Le château de Saint-Ouen est une demeure située à Saint-Ouen-sur-Seine, en Île-de-France. Le château actuel, construit au XIXe siècle par Jean-Jacques-Marie Huvé, est classé dans sa totalité aux monuments historiques. C'est un exemple particulièrement soigné d'architecture de la Restauration. Le mobilier qui occupait ce château, jusqu'à son transfert en Lorraine au milieu du XIXe siècle, est également d'une qualité exceptionnelle ; racheté par l'État, il pourrait à l'avenir être exposé à nouveau dans le château.
Le château est situé aux nos 12 à 46 rue Albert-Dhalenne. Il est historiquement situé à la périphérie du vieux Saint-Ouen, dont le centre était marqué par l'église Saint-Ouen-le-Vieux.
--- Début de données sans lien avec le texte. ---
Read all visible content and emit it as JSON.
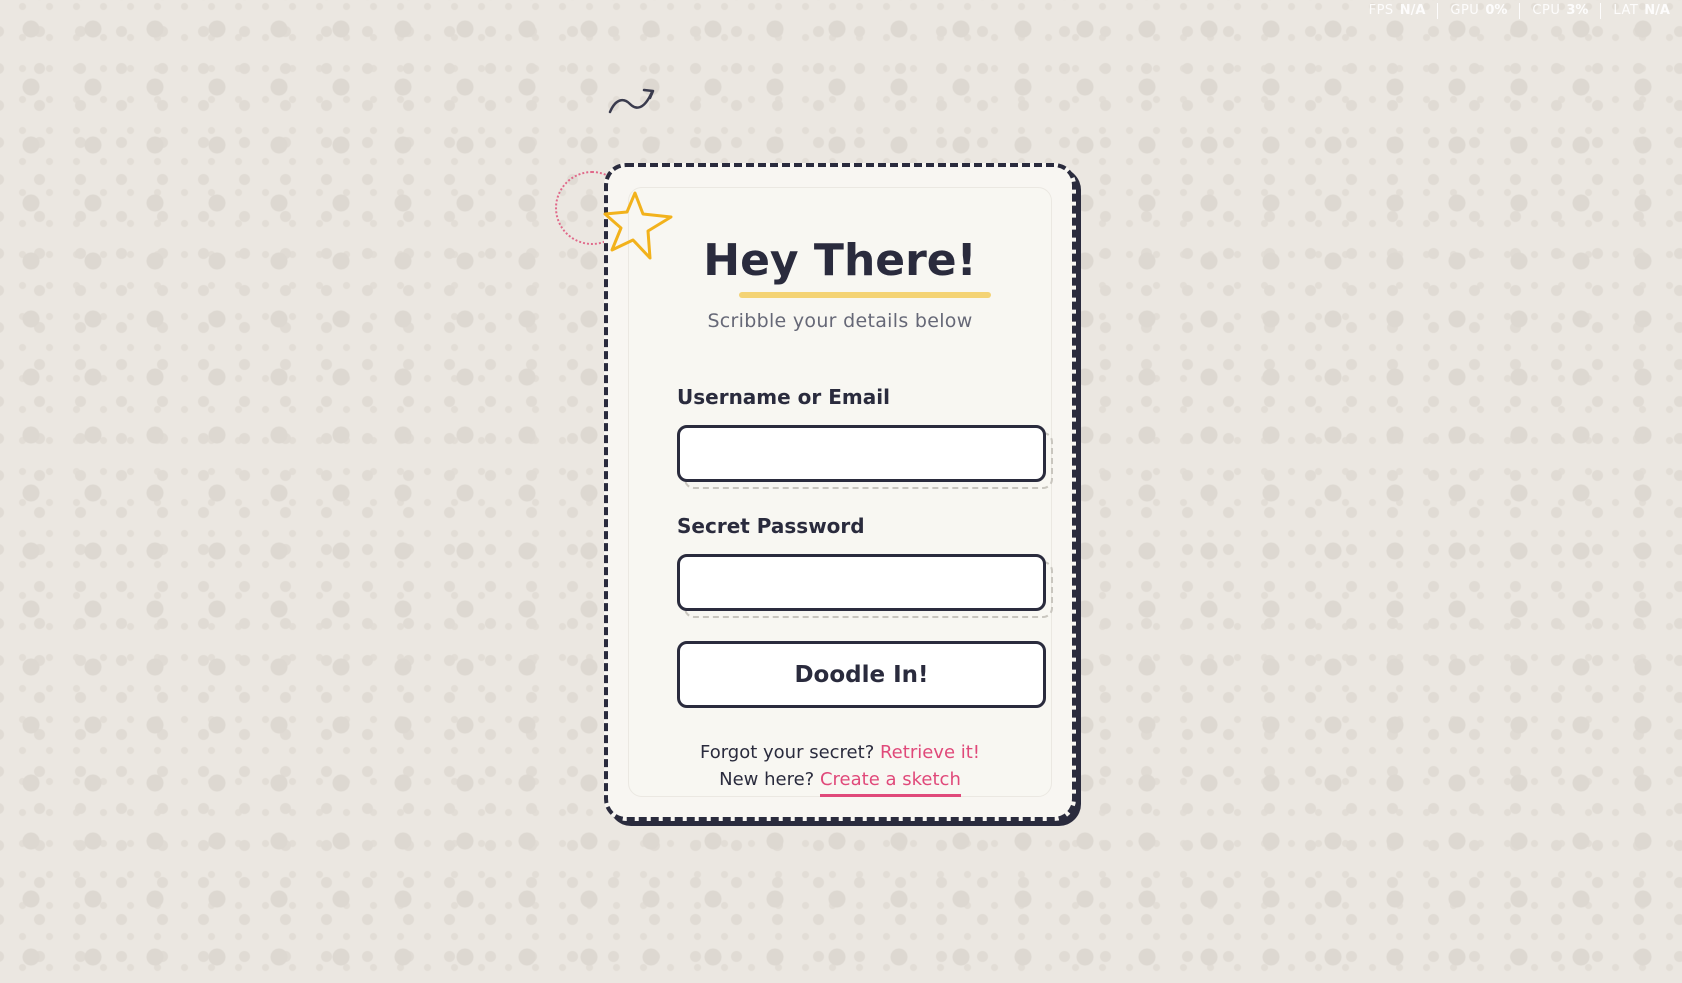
{
  "status_bar": {
    "items": [
      {
        "label": "FPS",
        "value": "N/A"
      },
      {
        "label": "GPU",
        "value": "0%"
      },
      {
        "label": "CPU",
        "value": "3%"
      },
      {
        "label": "LAT",
        "value": "N/A"
      }
    ]
  },
  "login": {
    "title": "Hey There!",
    "subtitle": "Scribble your details below",
    "username_label": "Username or Email",
    "username_value": "",
    "password_label": "Secret Password",
    "password_value": "",
    "submit_label": "Doodle In!",
    "forgot_text": "Forgot your secret?",
    "forgot_link": "Retrieve it!",
    "signup_text": "New here?",
    "signup_link": "Create a sketch"
  },
  "colors": {
    "ink": "#2a2b3d",
    "accent_pink": "#e0497a",
    "highlight_yellow": "#f4d374",
    "star_yellow": "#f2b21c",
    "background": "#ebe7e1"
  },
  "icons": {
    "decor_squiggle": "squiggle-icon",
    "decor_star": "star-icon",
    "decor_circle": "dotted-circle-icon"
  }
}
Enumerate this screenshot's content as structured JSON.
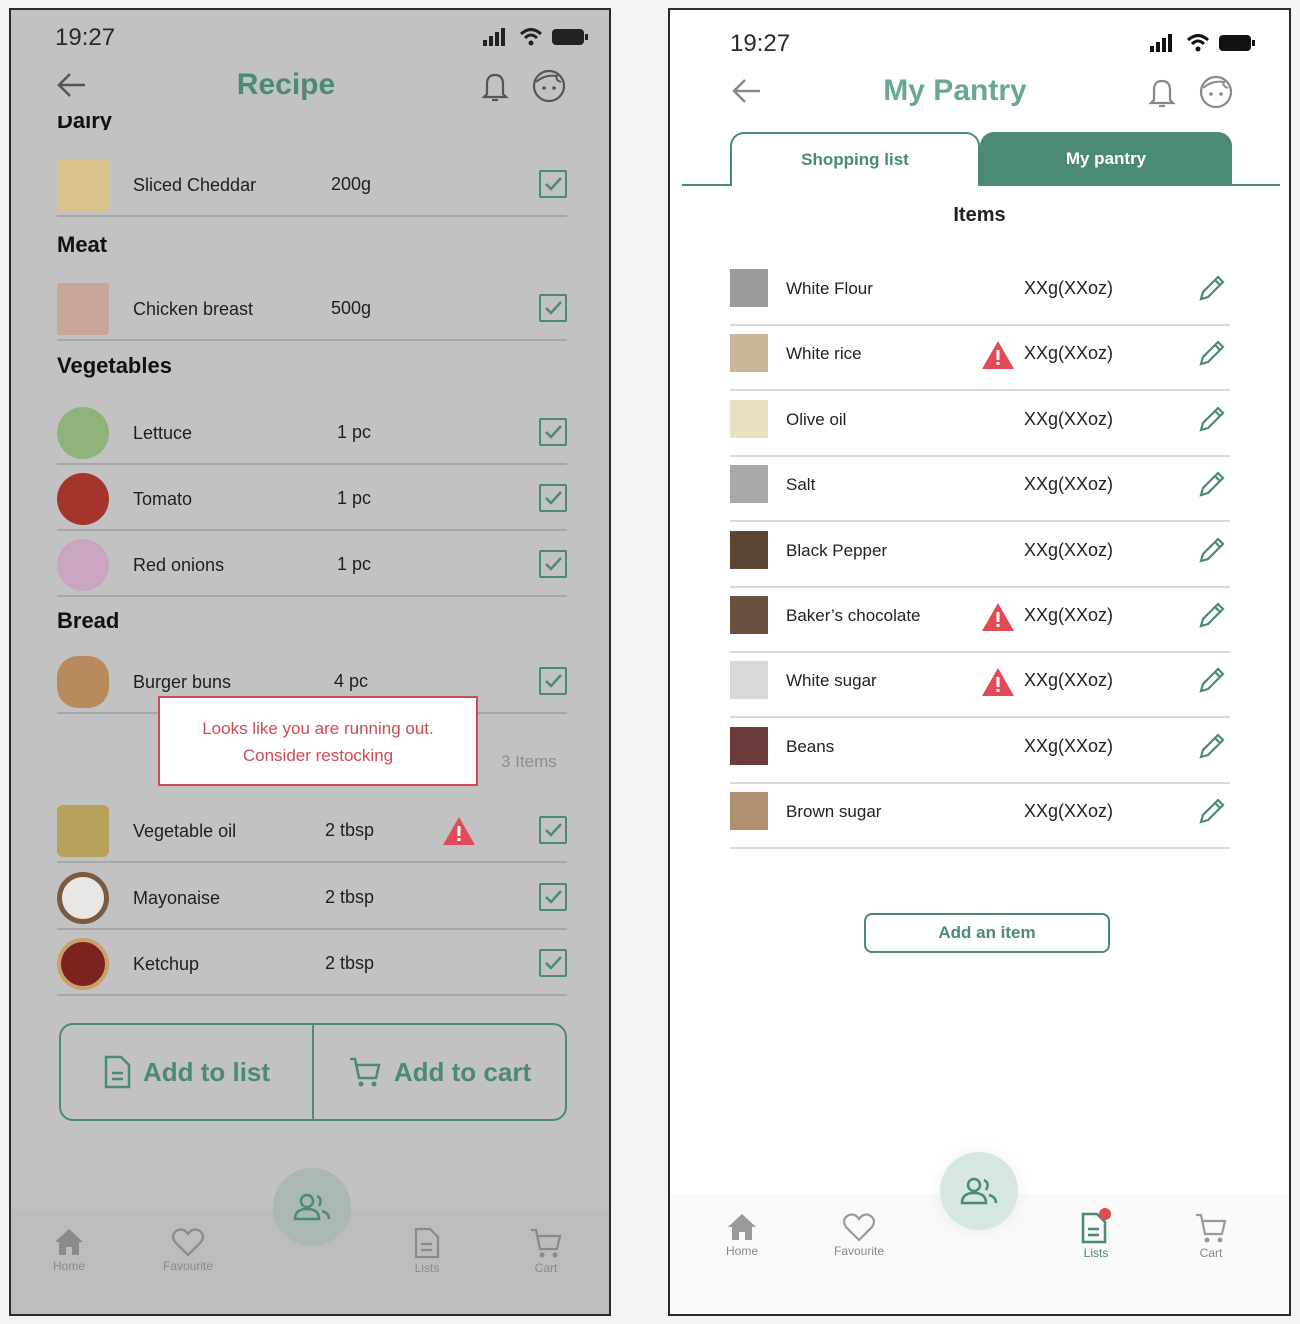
{
  "left": {
    "status": {
      "time": "19:27"
    },
    "header": {
      "title": "Recipe"
    },
    "partial_category": "Dairy",
    "categories": {
      "meat": "Meat",
      "vegetables": "Vegetables",
      "bread": "Bread"
    },
    "ingredients": [
      {
        "name": "Sliced Cheddar",
        "qty": "200g"
      },
      {
        "name": "Chicken breast",
        "qty": "500g"
      },
      {
        "name": "Lettuce",
        "qty": "1 pc"
      },
      {
        "name": "Tomato",
        "qty": "1 pc"
      },
      {
        "name": "Red onions",
        "qty": "1 pc"
      },
      {
        "name": "Burger buns",
        "qty": "4 pc"
      },
      {
        "name": "Vegetable oil",
        "qty": "2 tbsp"
      },
      {
        "name": "Mayonaise",
        "qty": "2 tbsp"
      },
      {
        "name": "Ketchup",
        "qty": "2 tbsp"
      }
    ],
    "tooltip": {
      "line1": "Looks like you are running out.",
      "line2": "Consider restocking"
    },
    "items_count": "3 Items",
    "buttons": {
      "add_to_list": "Add to list",
      "add_to_cart": "Add to cart"
    },
    "nav": {
      "home": "Home",
      "favourite": "Favourite",
      "lists": "Lists",
      "cart": "Cart"
    }
  },
  "right": {
    "status": {
      "time": "19:27"
    },
    "header": {
      "title": "My Pantry"
    },
    "tabs": {
      "shopping": "Shopping list",
      "pantry": "My pantry"
    },
    "items_heading": "Items",
    "items": [
      {
        "name": "White Flour",
        "amount": "XXg(XXoz)",
        "warning": false
      },
      {
        "name": "White rice",
        "amount": "XXg(XXoz)",
        "warning": true
      },
      {
        "name": "Olive oil",
        "amount": "XXg(XXoz)",
        "warning": false
      },
      {
        "name": "Salt",
        "amount": "XXg(XXoz)",
        "warning": false
      },
      {
        "name": "Black Pepper",
        "amount": "XXg(XXoz)",
        "warning": false
      },
      {
        "name": "Baker’s chocolate",
        "amount": "XXg(XXoz)",
        "warning": true
      },
      {
        "name": "White sugar",
        "amount": "XXg(XXoz)",
        "warning": true
      },
      {
        "name": "Beans",
        "amount": "XXg(XXoz)",
        "warning": false
      },
      {
        "name": "Brown sugar",
        "amount": "XXg(XXoz)",
        "warning": false
      }
    ],
    "add_item": "Add an item",
    "nav": {
      "home": "Home",
      "favourite": "Favourite",
      "lists": "Lists",
      "cart": "Cart"
    }
  },
  "colors": {
    "accent": "#4a8a76",
    "warning": "#e24a57",
    "tooltip_text": "#d04a55"
  }
}
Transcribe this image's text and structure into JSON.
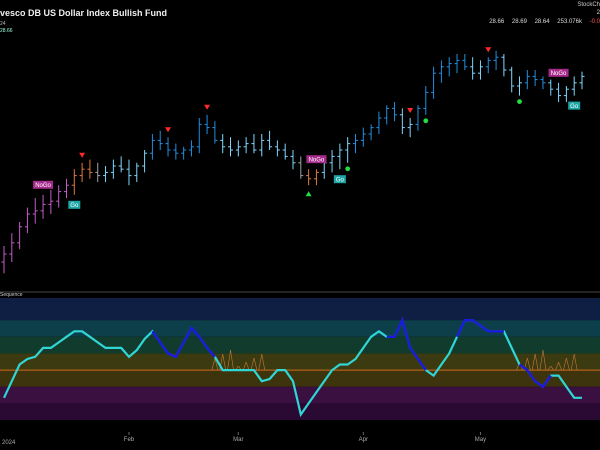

Le domaine s'étendait sur une terrasse dominant les berges de la Seine, entre la rue de Paris (actuelle rue Albert-Dhalenne), la route de la Révolte et l'actuelle rue des Bateliers. Le grand Parc des Docks de Saint-Ouen, ouvert en 2013, occupe la partie nord de ce domaine.
Un premier domaine, situé à Clippiacum et dont il ne reste rien, existait depuis l'époque de Charles VI.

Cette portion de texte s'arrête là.